The sweet-potato crop grew well, and when digging time came, he enlisted two or three neighbor men to help. But when the weather turned rainy and humid, and the soil too moist, the sweet potatoes came out of the ground too wet. Huge piles of potatoes began to mold and rot before he could get them to market. My absolutely most poignant memory of him is scooping wagonload after wagonload of rotting sweet potatoes into the big ditch in our pasture. Two or three times during the summer, he had remarked to me, “Now I’ll be able to buy that new rifle I have always wanted.” That rifle lay buried in that ditch for many years.

But he was not done yet, having decided that a certain 1937 Chevrolet truck would make a good, cheap tractor. He also rented an additional 25 acres of cropland in a bend of the Grand River a mile from our farm. After all, I would be eleven next May (1942) and old enough to be a big help. He spent the winter, with nothing but handtools, converting truck to tractor and modifying plow, disc, harrow, and cornplanter to mount behind the tractor. He and I worked eagerly at preparing and planting fields, including “my” ten-acre cornfield in that rented acreage. And that is how, when, and where I learned to drive.

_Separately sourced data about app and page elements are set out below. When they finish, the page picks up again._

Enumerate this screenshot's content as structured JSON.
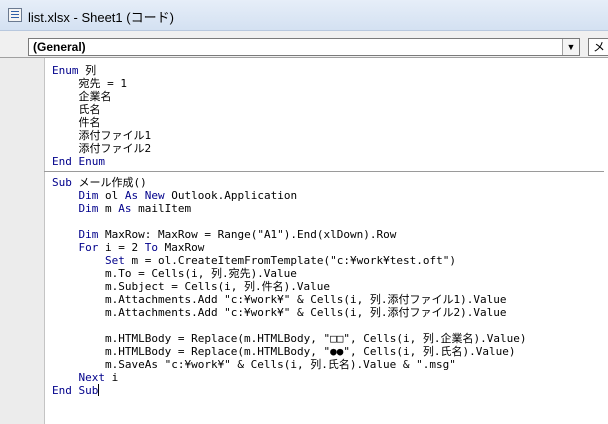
{
  "window": {
    "title": "list.xlsx - Sheet1 (コード)"
  },
  "toolbar": {
    "object_combo": "(General)",
    "proc_combo": "メ"
  },
  "code": {
    "enum_block": [
      [
        {
          "t": "Enum",
          "k": 1
        },
        {
          "t": " 列"
        }
      ],
      [
        {
          "t": "    宛先 = 1"
        }
      ],
      [
        {
          "t": "    企業名"
        }
      ],
      [
        {
          "t": "    氏名"
        }
      ],
      [
        {
          "t": "    件名"
        }
      ],
      [
        {
          "t": "    添付ファイル1"
        }
      ],
      [
        {
          "t": "    添付ファイル2"
        }
      ],
      [
        {
          "t": "End Enum",
          "k": 1
        }
      ]
    ],
    "sub_block": [
      [
        {
          "t": "Sub",
          "k": 1
        },
        {
          "t": " メール作成()"
        }
      ],
      [
        {
          "t": "    "
        },
        {
          "t": "Dim",
          "k": 1
        },
        {
          "t": " ol "
        },
        {
          "t": "As New",
          "k": 1
        },
        {
          "t": " Outlook.Application"
        }
      ],
      [
        {
          "t": "    "
        },
        {
          "t": "Dim",
          "k": 1
        },
        {
          "t": " m "
        },
        {
          "t": "As",
          "k": 1
        },
        {
          "t": " mailItem"
        }
      ],
      [
        {
          "t": ""
        }
      ],
      [
        {
          "t": "    "
        },
        {
          "t": "Dim",
          "k": 1
        },
        {
          "t": " MaxRow: MaxRow = Range(\"A1\").End(xlDown).Row"
        }
      ],
      [
        {
          "t": "    "
        },
        {
          "t": "For",
          "k": 1
        },
        {
          "t": " i = 2 "
        },
        {
          "t": "To",
          "k": 1
        },
        {
          "t": " MaxRow"
        }
      ],
      [
        {
          "t": "        "
        },
        {
          "t": "Set",
          "k": 1
        },
        {
          "t": " m = ol.CreateItemFromTemplate(\"c:¥work¥test.oft\")"
        }
      ],
      [
        {
          "t": "        m.To = Cells(i, 列.宛先).Value"
        }
      ],
      [
        {
          "t": "        m.Subject = Cells(i, 列.件名).Value"
        }
      ],
      [
        {
          "t": "        m.Attachments.Add \"c:¥work¥\" & Cells(i, 列.添付ファイル1).Value"
        }
      ],
      [
        {
          "t": "        m.Attachments.Add \"c:¥work¥\" & Cells(i, 列.添付ファイル2).Value"
        }
      ],
      [
        {
          "t": ""
        }
      ],
      [
        {
          "t": "        m.HTMLBody = Replace(m.HTMLBody, \"□□\", Cells(i, 列.企業名).Value)"
        }
      ],
      [
        {
          "t": "        m.HTMLBody = Replace(m.HTMLBody, \"●●\", Cells(i, 列.氏名).Value)"
        }
      ],
      [
        {
          "t": "        m.SaveAs \"c:¥work¥\" & Cells(i, 列.氏名).Value & \".msg\""
        }
      ],
      [
        {
          "t": "    "
        },
        {
          "t": "Next",
          "k": 1
        },
        {
          "t": " i"
        }
      ],
      [
        {
          "t": "End Sub",
          "k": 1
        }
      ]
    ]
  }
}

The crops looked good and we “laid by” corn which was “knee high by the Fourth of July.” But two weeks later we stood on the levee cursing four feet of swirling, brown floodwaters. The Missouri and the Grand were everywhere. After the floodwaters receded, mud and dead vegetation were everywhere. And I remember the sad goodbyes a few days later when my father, realizing that, again, there would be little income from the farm, climbed late one afternoon into the cab of a friend’s livestock-loaded semitrailer truck headed for Kansas City. In the city, he “walked a hundred yards” and landed a job as bridge gang carpenter on the Kansas Division of the Union Pacific Railroad. We would, the next summer, move to a small town in the Flint Hills of NE Kansas, our farm life over, and a long way from Missouri River bottomland floods.

My new home was a “railroad” town surrounded by farms and real ranches. One of the common part-time summer jobs for boys growing up in that environment was helping some rancher or farmer put up hay, combine wheat, or string fence. Such jobs seemed natural to me. But even in my teens, I had seen enough of floods, droughts, dried-up corn, and rotting potatoes to know that farming is a stressful, risky enterprise. Ultimately, I would look elsewhere for a life’s work.

My father loved farming and The River, but could, as a farmer, trace heartbreak to the droughts of 1934 and 1936, and the great Missouri Valley floods of 1935, 1941, and 1942, in addition to crops damaged by too much or too little rain at the wrong time for the growing season.

He would retire from the railroad at age 63, discouraged, destined to live only two more years. Much later, mother would say that he had hated the railroad job, but “it was a living.” In Kansas my father had continued his pastimes of hunting and fishing. He came to love the Flint Hills and the small, clear streams which flowed through the valley forests between and around the bluestem-covered prairie hills. Occasionally he would talk of wishing to fish “big water” again, but I do not recall any mention of raising sweet potatoes.

He did grow large vegetable gardens and patches of white potatoes. The two cherry trees, by his account, produced “just about enough for the robins.” He eventually did buy a new rifle from Gurtler’s Hardware. And years later, he was delighted to receive his late father’s shotgun as a gift from his younger half-brother who lived in Wichita. Away serving in the Naval Air Force during those Korean Conflict years, I have little memory of the new rifle. I do remember his using the shotgun during the years after I returned from the military. “Although your father’s gun was a joy,” I thought, but never verbalized, “I’ll bet the rifle was bitter to the touch.”